Article Preview
Top1. Introduction
Computing semantic relatedness1 between concepts represents a fundamental challenge on our way to a semantically-enabled web. Especially, common sense knowledge in terms of semantic relatedness is of special interest in e.g., improving information retrieval or language processing. To obtain a judgement of semantic relatedness of two terms or concepts, the idea is to rely on the accumulated or common knowledge. Rubenstein Goodenough(1965) have pointed out that there is a positive relationship between the degree of semantic relatedness of a pair of terms and the degree to which their contexts are similar. Hence, the idea is that a semantic relatedness score captures this common sense knowledge over a set of contexts and abstracts and generalizes it.
Psychological experiments Tversky (1977), Medin et al. (1993), Medin, Goldstone, Gentner have shown that semantic relatedness is both context dependent and asymmetric. Context dependency means that the determined relatedness is influenced by the context the words appear in and the semantic relatedness may be asymmetric as people may provide distinct ratings depending on the direction the words are presented. Nevertheless, Aguilar Medin (1999) showed that this asymmetry just occurs at special occasions and Medin et al. (1993) and Medin, Goldstone & Gentner, also showed that the difference in ratings for a given word pair is less than five percent. Hence, we will focus on symmetric semantic relatedness in this work, as we believe that this is sufficient for the investigations we want to conduct and we can ignore these small differences.

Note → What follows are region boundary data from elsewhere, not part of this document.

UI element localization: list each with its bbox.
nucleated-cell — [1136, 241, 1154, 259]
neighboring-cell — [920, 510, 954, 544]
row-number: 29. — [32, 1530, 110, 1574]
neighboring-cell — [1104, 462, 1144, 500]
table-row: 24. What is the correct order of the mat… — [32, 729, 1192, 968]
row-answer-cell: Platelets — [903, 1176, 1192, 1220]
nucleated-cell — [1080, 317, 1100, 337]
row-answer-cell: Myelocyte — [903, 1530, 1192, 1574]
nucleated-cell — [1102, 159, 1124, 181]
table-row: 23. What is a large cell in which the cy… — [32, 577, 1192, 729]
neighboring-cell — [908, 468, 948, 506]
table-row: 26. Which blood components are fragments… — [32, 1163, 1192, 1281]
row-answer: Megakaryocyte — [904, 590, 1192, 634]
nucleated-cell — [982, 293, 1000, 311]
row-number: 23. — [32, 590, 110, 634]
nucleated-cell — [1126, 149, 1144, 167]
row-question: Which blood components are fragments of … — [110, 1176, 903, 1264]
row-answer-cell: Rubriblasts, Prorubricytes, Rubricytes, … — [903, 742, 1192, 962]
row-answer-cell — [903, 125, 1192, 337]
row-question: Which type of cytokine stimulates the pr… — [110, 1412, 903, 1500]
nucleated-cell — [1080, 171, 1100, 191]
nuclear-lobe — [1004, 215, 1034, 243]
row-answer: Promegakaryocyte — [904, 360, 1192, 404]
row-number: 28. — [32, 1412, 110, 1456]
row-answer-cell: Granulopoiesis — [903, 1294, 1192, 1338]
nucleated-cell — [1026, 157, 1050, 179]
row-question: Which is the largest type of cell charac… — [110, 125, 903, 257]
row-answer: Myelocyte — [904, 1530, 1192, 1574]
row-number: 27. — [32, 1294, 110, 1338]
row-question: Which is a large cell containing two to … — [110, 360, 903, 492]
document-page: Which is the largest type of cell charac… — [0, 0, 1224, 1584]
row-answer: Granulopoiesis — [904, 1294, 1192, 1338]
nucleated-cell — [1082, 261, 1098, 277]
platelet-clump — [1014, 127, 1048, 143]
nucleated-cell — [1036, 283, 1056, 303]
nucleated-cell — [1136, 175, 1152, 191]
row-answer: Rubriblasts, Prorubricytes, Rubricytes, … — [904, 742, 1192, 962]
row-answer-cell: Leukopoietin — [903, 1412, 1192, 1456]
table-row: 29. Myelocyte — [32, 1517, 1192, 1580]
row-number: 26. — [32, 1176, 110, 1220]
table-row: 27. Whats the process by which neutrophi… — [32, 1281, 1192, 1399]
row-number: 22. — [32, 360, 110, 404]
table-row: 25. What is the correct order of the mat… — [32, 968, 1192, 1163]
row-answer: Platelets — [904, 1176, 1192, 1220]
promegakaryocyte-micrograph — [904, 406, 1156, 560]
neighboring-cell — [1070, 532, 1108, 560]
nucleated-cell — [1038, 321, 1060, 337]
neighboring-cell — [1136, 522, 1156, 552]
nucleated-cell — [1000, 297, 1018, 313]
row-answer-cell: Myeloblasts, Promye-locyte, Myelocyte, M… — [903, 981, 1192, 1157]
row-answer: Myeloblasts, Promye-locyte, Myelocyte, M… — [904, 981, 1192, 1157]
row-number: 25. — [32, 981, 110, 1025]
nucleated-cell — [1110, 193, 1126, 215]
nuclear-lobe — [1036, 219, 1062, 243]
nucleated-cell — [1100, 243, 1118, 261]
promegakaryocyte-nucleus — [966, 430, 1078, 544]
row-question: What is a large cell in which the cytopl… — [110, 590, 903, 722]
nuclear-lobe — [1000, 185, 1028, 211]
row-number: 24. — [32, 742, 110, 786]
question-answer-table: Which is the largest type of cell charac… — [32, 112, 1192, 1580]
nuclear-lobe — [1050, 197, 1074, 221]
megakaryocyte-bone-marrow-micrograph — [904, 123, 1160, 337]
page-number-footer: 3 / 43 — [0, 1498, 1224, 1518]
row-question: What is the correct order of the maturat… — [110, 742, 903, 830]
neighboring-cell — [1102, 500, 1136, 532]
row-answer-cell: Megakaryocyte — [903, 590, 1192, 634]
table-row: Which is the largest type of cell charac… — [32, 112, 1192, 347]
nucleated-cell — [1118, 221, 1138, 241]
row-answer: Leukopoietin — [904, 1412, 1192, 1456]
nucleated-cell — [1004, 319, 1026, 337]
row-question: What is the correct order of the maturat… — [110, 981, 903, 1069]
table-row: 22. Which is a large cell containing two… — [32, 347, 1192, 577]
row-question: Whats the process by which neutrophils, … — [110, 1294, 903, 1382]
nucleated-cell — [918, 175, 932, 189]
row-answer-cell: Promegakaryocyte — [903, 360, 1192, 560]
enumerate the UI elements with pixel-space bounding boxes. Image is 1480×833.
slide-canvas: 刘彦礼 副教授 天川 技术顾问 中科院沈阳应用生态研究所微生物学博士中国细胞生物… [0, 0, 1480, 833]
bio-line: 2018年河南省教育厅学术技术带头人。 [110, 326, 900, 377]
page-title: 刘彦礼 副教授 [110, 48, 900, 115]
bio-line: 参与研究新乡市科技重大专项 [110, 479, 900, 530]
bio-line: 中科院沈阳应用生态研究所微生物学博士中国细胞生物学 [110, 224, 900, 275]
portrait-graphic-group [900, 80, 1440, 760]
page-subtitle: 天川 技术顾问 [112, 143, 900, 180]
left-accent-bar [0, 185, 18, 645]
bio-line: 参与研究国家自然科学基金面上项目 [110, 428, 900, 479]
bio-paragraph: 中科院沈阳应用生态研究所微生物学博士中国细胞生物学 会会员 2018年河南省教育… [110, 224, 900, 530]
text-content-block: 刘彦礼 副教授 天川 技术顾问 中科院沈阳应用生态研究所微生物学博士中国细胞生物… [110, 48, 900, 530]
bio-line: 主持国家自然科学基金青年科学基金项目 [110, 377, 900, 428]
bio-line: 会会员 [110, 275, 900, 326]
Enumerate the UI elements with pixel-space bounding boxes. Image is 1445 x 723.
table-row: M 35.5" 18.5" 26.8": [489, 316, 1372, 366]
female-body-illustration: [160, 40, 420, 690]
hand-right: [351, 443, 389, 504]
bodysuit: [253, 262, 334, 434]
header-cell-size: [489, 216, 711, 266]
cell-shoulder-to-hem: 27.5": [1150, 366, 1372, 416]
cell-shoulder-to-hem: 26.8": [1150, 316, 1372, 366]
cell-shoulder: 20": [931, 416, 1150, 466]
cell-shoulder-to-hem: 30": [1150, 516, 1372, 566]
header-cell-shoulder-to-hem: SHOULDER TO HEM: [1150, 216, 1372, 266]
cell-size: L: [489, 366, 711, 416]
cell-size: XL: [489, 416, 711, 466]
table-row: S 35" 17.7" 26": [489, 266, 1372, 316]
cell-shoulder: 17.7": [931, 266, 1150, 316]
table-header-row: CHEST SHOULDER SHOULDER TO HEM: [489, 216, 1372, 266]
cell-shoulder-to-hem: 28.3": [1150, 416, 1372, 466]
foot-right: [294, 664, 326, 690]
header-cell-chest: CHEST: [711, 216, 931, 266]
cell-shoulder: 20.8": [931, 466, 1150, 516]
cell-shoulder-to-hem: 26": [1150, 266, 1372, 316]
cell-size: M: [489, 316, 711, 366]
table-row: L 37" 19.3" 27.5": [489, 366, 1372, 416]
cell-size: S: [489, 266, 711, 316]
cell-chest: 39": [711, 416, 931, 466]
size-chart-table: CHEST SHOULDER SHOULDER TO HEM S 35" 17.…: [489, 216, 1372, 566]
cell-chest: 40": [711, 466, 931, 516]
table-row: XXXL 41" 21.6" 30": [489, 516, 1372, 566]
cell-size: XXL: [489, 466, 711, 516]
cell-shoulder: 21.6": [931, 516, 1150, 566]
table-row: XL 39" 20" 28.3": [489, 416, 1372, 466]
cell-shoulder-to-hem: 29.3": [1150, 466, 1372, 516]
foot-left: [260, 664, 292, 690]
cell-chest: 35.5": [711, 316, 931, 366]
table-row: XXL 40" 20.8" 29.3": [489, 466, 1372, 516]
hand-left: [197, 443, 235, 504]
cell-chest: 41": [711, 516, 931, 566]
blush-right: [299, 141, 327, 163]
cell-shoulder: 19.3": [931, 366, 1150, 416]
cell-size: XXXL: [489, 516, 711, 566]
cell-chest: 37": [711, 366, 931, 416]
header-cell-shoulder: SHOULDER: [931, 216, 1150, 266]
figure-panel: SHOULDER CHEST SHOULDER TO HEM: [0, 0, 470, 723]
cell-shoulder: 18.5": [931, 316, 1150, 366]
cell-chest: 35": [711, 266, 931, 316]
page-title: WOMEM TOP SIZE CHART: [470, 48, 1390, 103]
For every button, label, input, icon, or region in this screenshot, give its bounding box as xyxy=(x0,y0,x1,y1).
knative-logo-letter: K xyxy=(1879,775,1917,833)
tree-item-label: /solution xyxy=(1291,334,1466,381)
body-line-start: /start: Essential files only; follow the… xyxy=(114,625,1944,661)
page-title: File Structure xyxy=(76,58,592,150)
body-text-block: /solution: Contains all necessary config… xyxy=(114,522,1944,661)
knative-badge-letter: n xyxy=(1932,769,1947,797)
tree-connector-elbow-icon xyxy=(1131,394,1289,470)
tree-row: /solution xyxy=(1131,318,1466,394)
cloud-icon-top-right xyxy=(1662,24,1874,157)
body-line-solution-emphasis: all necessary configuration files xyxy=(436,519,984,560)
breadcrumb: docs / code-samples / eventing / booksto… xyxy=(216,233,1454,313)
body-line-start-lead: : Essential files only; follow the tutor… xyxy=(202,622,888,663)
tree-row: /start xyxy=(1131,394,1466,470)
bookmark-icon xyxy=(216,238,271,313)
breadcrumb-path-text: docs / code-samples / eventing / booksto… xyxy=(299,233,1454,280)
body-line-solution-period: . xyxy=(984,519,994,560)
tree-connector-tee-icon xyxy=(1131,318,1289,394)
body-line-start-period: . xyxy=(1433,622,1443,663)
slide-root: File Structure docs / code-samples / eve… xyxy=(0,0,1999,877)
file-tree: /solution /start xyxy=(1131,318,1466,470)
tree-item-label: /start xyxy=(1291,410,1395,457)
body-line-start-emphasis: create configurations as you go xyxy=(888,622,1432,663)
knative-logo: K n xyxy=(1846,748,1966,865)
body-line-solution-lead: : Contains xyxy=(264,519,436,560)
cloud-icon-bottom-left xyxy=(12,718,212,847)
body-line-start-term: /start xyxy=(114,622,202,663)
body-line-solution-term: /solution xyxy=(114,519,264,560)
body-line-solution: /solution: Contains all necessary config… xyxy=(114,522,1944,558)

Recent approaches to identify semantic associations between concepts exploit the rich fabric of emerging information networks such as Wikipedia. Existing semantic analysis methods such as those by Gabrilovich Markovitch (2007), Ponzetto Strube (2007) or Yeh et al. (2009), Yeh, Ramage, Manning, Agirre & Soroa have shown great potential by using textual or structural (link) information on Wikipedia. While these methods have produced promising results, they only capture semantics from a limited set of people (e.g., Wikipedia editors) and they mostly neglect pragmatics (i.e., how Wikipedia is used). At the same time, millions of web users navigate Wikipedia daily to find information, to educate themselves or for research issues. When navigating a set of articles on Wikipedia, users typically need to tap into their intuitions about real-world concepts and the perceived relationships between them in order to progress towards their set of targeted articles. Humans tend to find intuitive paths instead of necessarily short paths, while contrary an automatic algorithm would try to find a shortest path between two concepts that may not be as semantically rich and intuitive as a navigational path conducted by a human.
A great advantage of such navigational paths by humans is that they can be captured in a very simple way. The only prerequisite is that there is a group of users that navigate a system. Furthermore, many existing methods only work well if the system at hand provides high quality content that can be leveraged for calculating semantic relatedness. Contrary, our approach is independent of the content of a resource. It also gives opportunities to calculate semantic relatedness between different kind of resources. For example, suppose we want to calculate semantic relatedness between images and textual pages of a website. This would be a very difficult task for content based approaches, as both resources exhibit different features. The method proposed in this work though would work on any type of resource as long as it is navigated by users.
While such data about navigational paths could potentially represent a profoundly rich resource for calculating semantic relatedness between concepts, it has not received much attention by the research community yet.